Brawley pointed out that its not only the shutting down of clinics in March and April that are driving these delays but also the "fact that even now that clinics are open, patients are afraid to come see the doctor for fear of catching COVID. The heart attack and stroke rate have gone down over the past 3 months for the same reason.

"In this screen-screen world, we forget that a substantial proportion of breast cancers are still found by women taking a shower, feeling a mass, and going to the doctor," he added. "The screening impact on mortality, as noted in Sharpless's public presentation to the National Cancer Advisory Board, is minimal as long as the shutdown in healthcare is a few to even 6 months."

Another expert wished that Sharpless had distinguished seeking care for symptoms from screening. "We ought to be encouraging women who feel new breast lumps to come in for a diagnostic mammogram ― whatever the local COVID risk," said Gilbert Welch, MD, MPH, senior investigator, Center for Surgery and Public Health, Brigham and Women's Hospital, Boston, Massachusetts. "Encouraging all women to get screened is a different kettle of fish ― particularly now.

"It is now clear that the substantial decline in breast cancer mortality we've experienced over the past 30 years primarily reflects improved treatment, not screening," he told Medscape Medical News. "Screening may help a very few women avoid breast cancer death, but it leads many more to be overdiagnosed and many, many more to be told they need follow-up testing and biopsy."

He added, "This is the time for us to focus on the sick, not to turn more people into patients.
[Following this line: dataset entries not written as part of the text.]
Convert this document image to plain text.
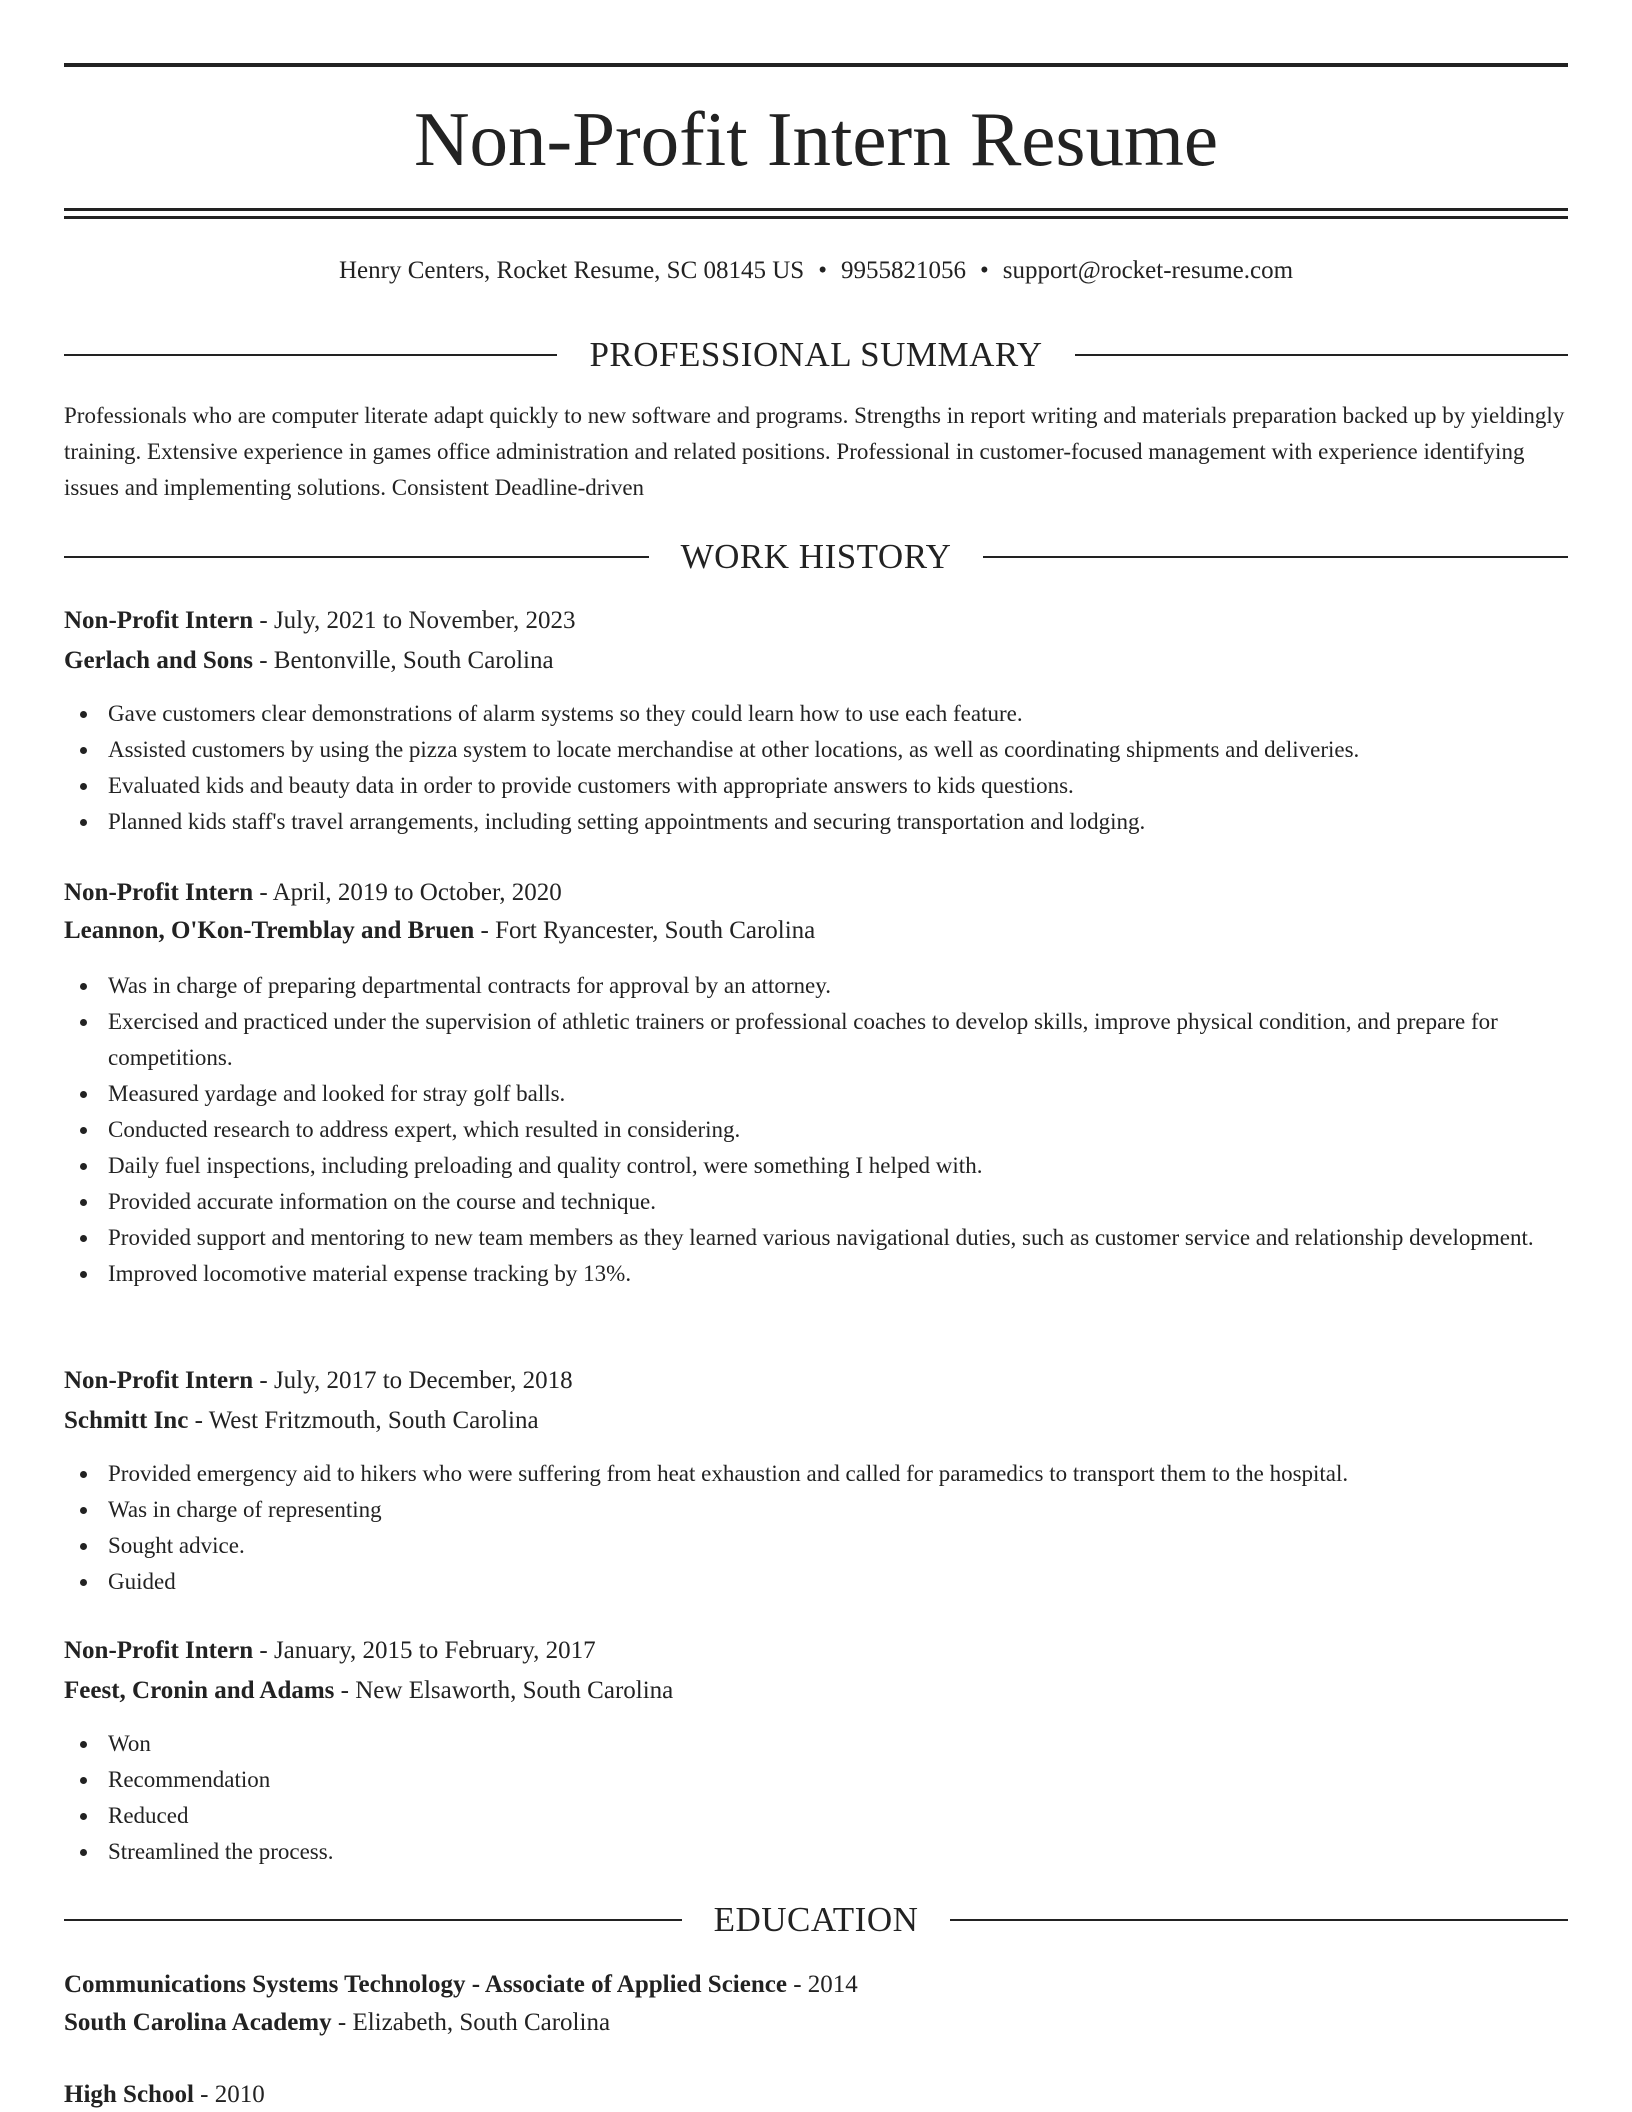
Non-Profit Intern Resume
Henry Centers, Rocket Resume, SC 08145 US • 9955821056 • support@rocket-resume.com
PROFESSIONAL SUMMARY

Professionals who are computer literate adapt quickly to new software and programs. Strengths in report writing and materials preparation backed up by yieldingly training. Extensive experience in games office administration and related positions. Professional in customer-focused management with experience identifying issues and implementing solutions. Consistent Deadline-driven

WORK HISTORY
Non-Profit Intern - July, 2021 to November, 2023
Gerlach and Sons - Bentonville, South Carolina
Gave customers clear demonstrations of alarm systems so they could learn how to use each feature.
Assisted customers by using the pizza system to locate merchandise at other locations, as well as coordinating shipments and deliveries.
Evaluated kids and beauty data in order to provide customers with appropriate answers to kids questions.
Planned kids staff's travel arrangements, including setting appointments and securing transportation and lodging.
Non-Profit Intern - April, 2019 to October, 2020
Leannon, O'Kon-Tremblay and Bruen - Fort Ryancester, South Carolina
Was in charge of preparing departmental contracts for approval by an attorney.
Exercised and practiced under the supervision of athletic trainers or professional coaches to develop skills, improve physical condition, and prepare for competitions.
Measured yardage and looked for stray golf balls.
Conducted research to address expert, which resulted in considering.
Daily fuel inspections, including preloading and quality control, were something I helped with.
Provided accurate information on the course and technique.
Provided support and mentoring to new team members as they learned various navigational duties, such as customer service and relationship development.
Improved locomotive material expense tracking by 13%.
Non-Profit Intern - July, 2017 to December, 2018
Schmitt Inc - West Fritzmouth, South Carolina
Provided emergency aid to hikers who were suffering from heat exhaustion and called for paramedics to transport them to the hospital.
Was in charge of representing
Sought advice.
Guided
Non-Profit Intern - January, 2015 to February, 2017
Feest, Cronin and Adams - New Elsaworth, South Carolina
Won
Recommendation
Reduced
Streamlined the process.
EDUCATION
Communications Systems Technology - Associate of Applied Science - 2014
South Carolina Academy - Elizabeth, South Carolina
High School - 2010
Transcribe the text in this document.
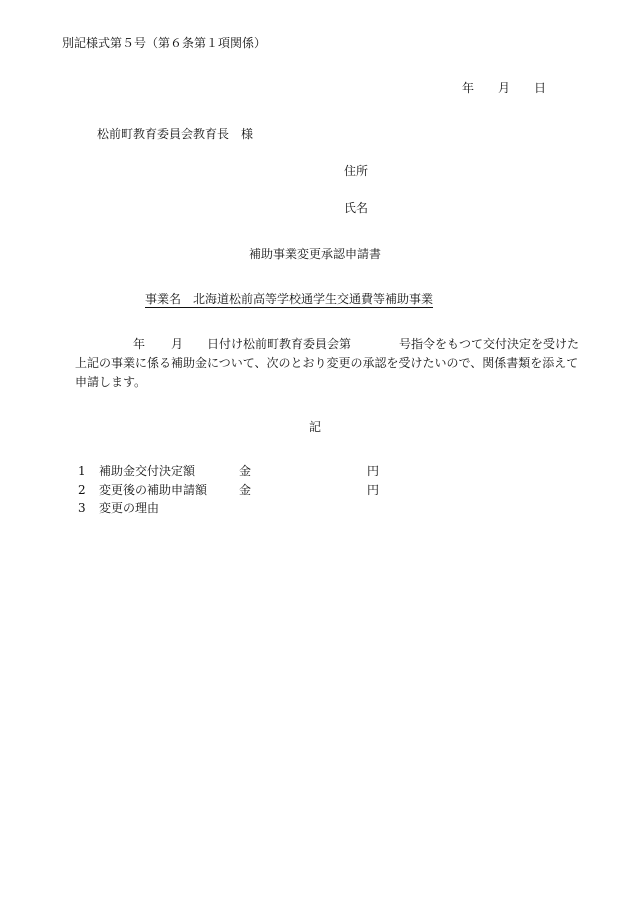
別記様式第５号（第６条第１項関係）
年 月 日
松前町教育委員会教育長　様
住所
氏名
補助事業変更承認申請書
事業名　北海道松前高等学校通学生交通費等補助事業
年 月 日付け松前町教育委員会第	号指令をもつて交付決定を受けた
上記の事業に係る補助金について、次のとおり変更の承認を受けたいので、関係書類を添えて
申請します。
記
1 補助金交付決定額	金	円
2 変更後の補助申請額	金	円
3 変更の理由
Does medical care really need to be adding more anxiety to an already anxious world?"

Impact of COVID-19 on Cancer Care

The COVID-19 pandemic has overwhelmed healthcare systems worldwide and has created major challenges for clinicians who are caring for patients with cancer.
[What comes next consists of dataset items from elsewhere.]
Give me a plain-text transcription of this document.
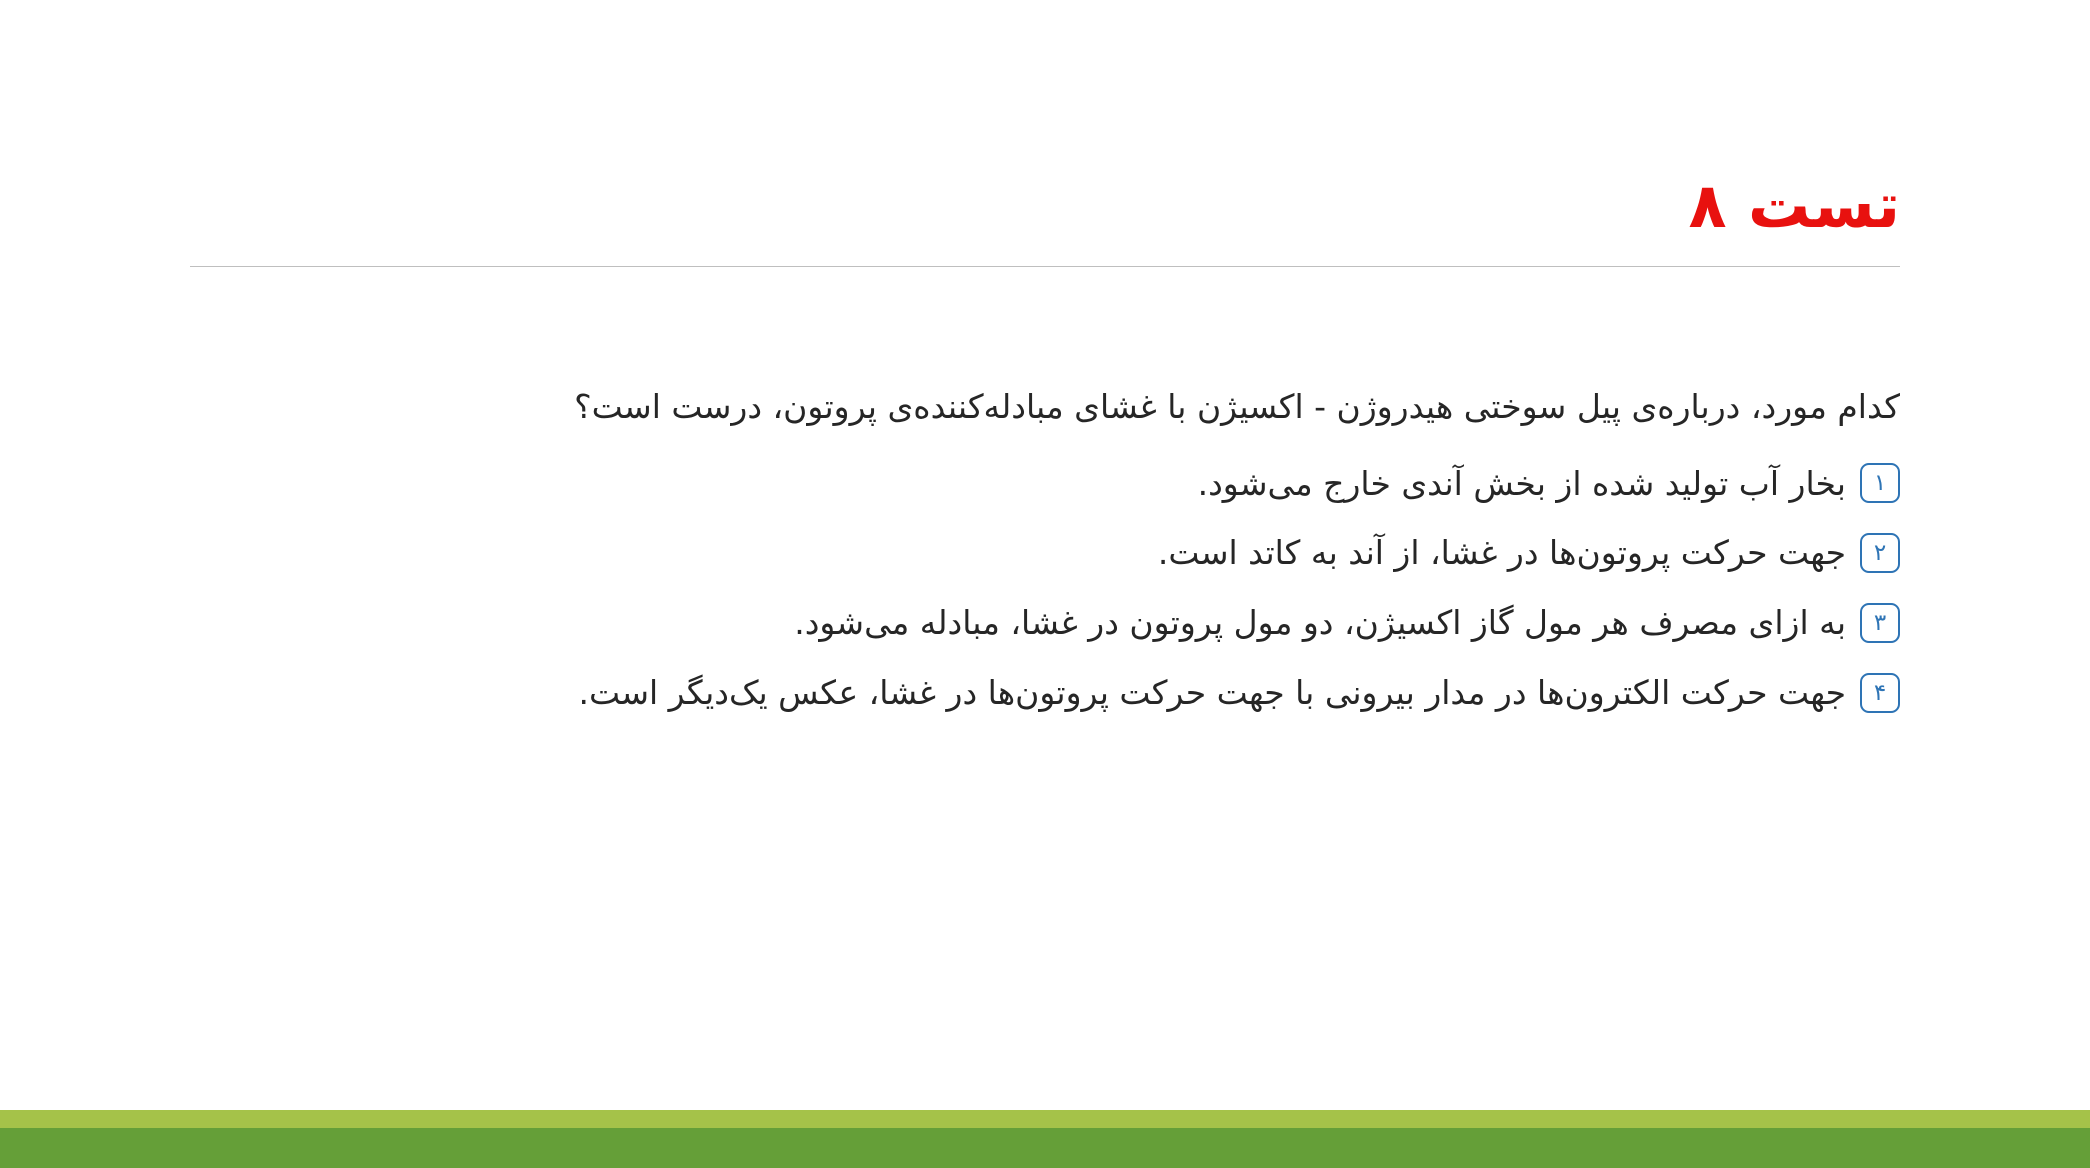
تست ۸
کدام مورد، درباره‌ی پیل سوختی هیدروژن - اکسیژن با غشای مبادله‌کننده‌ی پروتون، درست است؟
۱
بخار آب تولید شده از بخش آندی خارج می‌شود.
۲
جهت حرکت پروتون‌ها در غشا، از آند به کاتد است.
۳
به ازای مصرف هر مول گاز اکسیژن، دو مول پروتون در غشا، مبادله می‌شود.
۴
جهت حرکت الکترون‌ها در مدار بیرونی با جهت حرکت پروتون‌ها در غشا، عکس یک‌دیگر است.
As previously reported, hospitals reprioritized resources for an impending onslaught of COVID-19 patients. Services and procedures deemed to be nonessential were canceled or delayed, including surgeries and imaging.

In a survey conducted by the American Cancer Society Cancer Action Network (ACS CAN), half of the 1219 respondents reported changes, delays, or disruptions to the care they were receiving. The services most frequently affected included in-person provider visits (50%), supportive services (20%), and imaging procedures to monitor tumor growth (20%).
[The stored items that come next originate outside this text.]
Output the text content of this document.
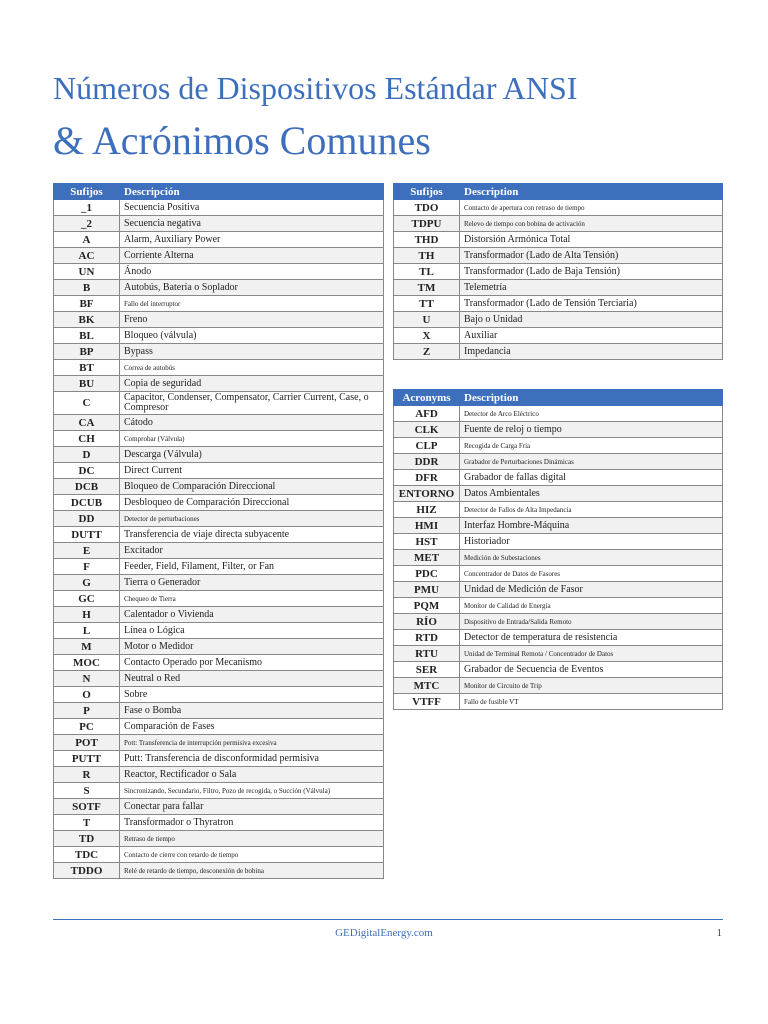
Números de Dispositivos Estándar ANSI
& Acrónimos Comunes
Sufijos	Descripción
_1	Secuencia Positiva
_2	Secuencia negativa
A	Alarm, Auxiliary Power
AC	Corriente Alterna
UN	Ánodo
B	Autobús, Batería o Soplador
BF	Fallo del interruptor
BK	Freno
BL	Bloqueo (válvula)
BP	Bypass
BT	Correa de autobús
BU	Copia de seguridad
C	Capacitor, Condenser, Compensator, Carrier Current, Case, o Compresor
CA	Cátodo
CH	Comprobar (Válvula)
D	Descarga (Válvula)
DC	Direct Current
DCB	Bloqueo de Comparación Direccional
DCUB	Desbloqueo de Comparación Direccional
DD	Detector de perturbaciones
DUTT	Transferencia de viaje directa subyacente
E	Excitador
F	Feeder, Field, Filament, Filter, or Fan
G	Tierra o Generador
GC	Chequeo de Tierra
H	Calentador o Vivienda
L	Línea o Lógica
M	Motor o Medidor
MOC	Contacto Operado por Mecanismo
N	Neutral o Red
O	Sobre
P	Fase o Bomba
PC	Comparación de Fases
POT	Pott: Transferencia de interrupción permisiva excesiva
PUTT	Putt: Transferencia de disconformidad permisiva
R	Reactor, Rectificador o Sala
S	Sincronizando, Secundario, Filtro, Pozo de recogida, o Succión (Válvula)
SOTF	Conectar para fallar
T	Transformador o Thyratron
TD	Retraso de tiempo
TDC	Contacto de cierre con retardo de tiempo
TDDO	Relé de retardo de tiempo, desconexión de bobina
Sufijos	Description
TDO	Contacto de apertura con retraso de tiempo
TDPU	Relevo de tiempo con bobina de activación
THD	Distorsión Armónica Total
TH	Transformador (Lado de Alta Tensión)
TL	Transformador (Lado de Baja Tensión)
TM	Telemetría
TT	Transformador (Lado de Tensión Terciaria)
U	Bajo o Unidad
X	Auxiliar
Z	Impedancia
Acronyms	Description
AFD	Detector de Arco Eléctrico
CLK	Fuente de reloj o tiempo
CLP	Recogida de Carga Fría
DDR	Grabador de Perturbaciones Dinámicas
DFR	Grabador de fallas digital
ENTORNO	Datos Ambientales
HIZ	Detector de Fallos de Alta Impedancia
HMI	Interfaz Hombre-Máquina
HST	Historiador
MET	Medición de Subestaciones
PDC	Concentrador de Datos de Fasores
PMU	Unidad de Medición de Fasor
PQM	Monitor de Calidad de Energía
RÍO	Dispositivo de Entrada/Salida Remoto
RTD	Detector de temperatura de resistencia
RTU	Unidad de Terminal Remota / Concentrador de Datos
SER	Grabador de Secuencia de Eventos
MTC	Monitor de Circuito de Trip
VTFF	Fallo de fusible VT
GEDigitalEnergy.com	1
In addition, 8% reported that their treatment, including chemotherapy and immunotherapy, had been affected by the COVID-19 pandemic.

In the United Kingdom, Cancer Research UK estimated that because of the disruption to cancer services, 2.4 million people did not undergo cancer screening or further testing or did not receive cancer treatment and that tens of thousands of cases have gone undiagnosed.

Similarly, a survey by Macmillan Cancer Support showed that almost half (45%) of cancer patients have experienced delays or cancellations of cancer treatments, or their treatments have been altered as a result of coronavirus, leaving many living in fear. Calling cancer "the forgotten C" of the pandemic, it warned of a potential cancer "time bomb" when, as the number of deaths from COVID-19 falls, cancer returns as the leading cause of death in the United Kingdom.

Last month, a report also predicted that there will be an excess of cancer deaths in both the United States and United Kingdom because of patients not accessing healthcare services.

The authors calculated that there will be 6270 excess deaths among cancer patients 1 year from now in England and 33,890 excess deaths among cancer patients older than 40 years in the United States.

Welch has disclosed no relevant financial relationships.